Madison Square Garden Sports Corp. (MSG Sports) is a leading professional sports company, with a collection of assets that includes: the New York Knicks (NBA) and the New York Rangers (NHL); two development league teams – the Westchester Knicks (NBAGL) and the Hartford Wolf Pack (AHL); and esports teams through Counter Logic Gaming, a leading North American esports organization, and Knicks Gaming, an NBA 2K League franchise. MSG Sports also operates two professional sports team performance centers – the MSG Training Center in Greenburgh, NY and the CLG Performance Center in Los Angeles, CA.  More information is available at www.msgsports.com.

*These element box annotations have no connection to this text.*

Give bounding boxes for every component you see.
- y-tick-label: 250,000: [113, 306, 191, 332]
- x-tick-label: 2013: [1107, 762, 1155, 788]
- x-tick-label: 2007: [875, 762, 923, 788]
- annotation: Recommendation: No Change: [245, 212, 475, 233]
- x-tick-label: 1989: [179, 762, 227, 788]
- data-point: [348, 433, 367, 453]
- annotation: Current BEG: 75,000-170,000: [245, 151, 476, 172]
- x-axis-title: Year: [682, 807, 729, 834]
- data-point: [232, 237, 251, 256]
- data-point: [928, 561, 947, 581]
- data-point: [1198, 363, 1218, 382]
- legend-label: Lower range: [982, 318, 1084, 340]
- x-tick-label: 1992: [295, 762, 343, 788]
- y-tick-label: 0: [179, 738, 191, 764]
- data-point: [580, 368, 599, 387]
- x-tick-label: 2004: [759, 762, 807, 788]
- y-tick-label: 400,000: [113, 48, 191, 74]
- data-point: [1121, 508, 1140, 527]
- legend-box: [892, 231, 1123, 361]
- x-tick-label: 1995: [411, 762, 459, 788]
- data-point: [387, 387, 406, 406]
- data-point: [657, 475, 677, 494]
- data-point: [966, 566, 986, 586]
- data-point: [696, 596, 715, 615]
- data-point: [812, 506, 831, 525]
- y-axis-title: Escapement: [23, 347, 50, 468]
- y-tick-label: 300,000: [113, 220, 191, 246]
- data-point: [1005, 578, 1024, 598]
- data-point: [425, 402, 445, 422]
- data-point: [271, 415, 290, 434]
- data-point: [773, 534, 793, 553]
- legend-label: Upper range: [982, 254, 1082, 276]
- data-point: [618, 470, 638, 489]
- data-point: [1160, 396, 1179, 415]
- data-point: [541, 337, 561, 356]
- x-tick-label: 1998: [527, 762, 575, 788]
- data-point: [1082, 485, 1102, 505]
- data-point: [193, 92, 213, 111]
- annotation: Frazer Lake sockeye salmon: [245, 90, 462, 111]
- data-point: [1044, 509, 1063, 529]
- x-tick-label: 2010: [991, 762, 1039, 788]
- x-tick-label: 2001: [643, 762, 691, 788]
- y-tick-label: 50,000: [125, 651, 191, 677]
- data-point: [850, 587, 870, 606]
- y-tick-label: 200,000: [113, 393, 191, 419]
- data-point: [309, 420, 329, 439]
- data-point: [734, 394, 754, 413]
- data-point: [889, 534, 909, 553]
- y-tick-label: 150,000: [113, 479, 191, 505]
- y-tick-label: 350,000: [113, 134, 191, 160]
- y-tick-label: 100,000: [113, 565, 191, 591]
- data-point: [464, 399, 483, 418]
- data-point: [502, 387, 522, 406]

Non-GAAP Financial Measures
We define adjusted operating income (loss), which is a non-GAAP financial measure, as operating income (loss) before (i) deferred rent expense under the arena license agreements with Madison Square Garden Entertainment Corp., (ii) depreciation, amortization and impairments of property and equipment, goodwill and other intangible assets, (iii) share-based compensation expense or benefit, (iv) restructuring charges or credits, (v) gains or losses on sales or dispositions of businesses, and (vi) the impact of purchase accounting adjustments related to business acquisitions. Because it is based upon operating income (loss), adjusted operating income (loss) also excludes interest expense (including cash interest expense) and other non-operating income and expense items. We believe that the exclusion of share-based compensation expense or benefit allows investors to better track the performance of our business without regard to the settlement of an obligation that is not expected to be made in cash.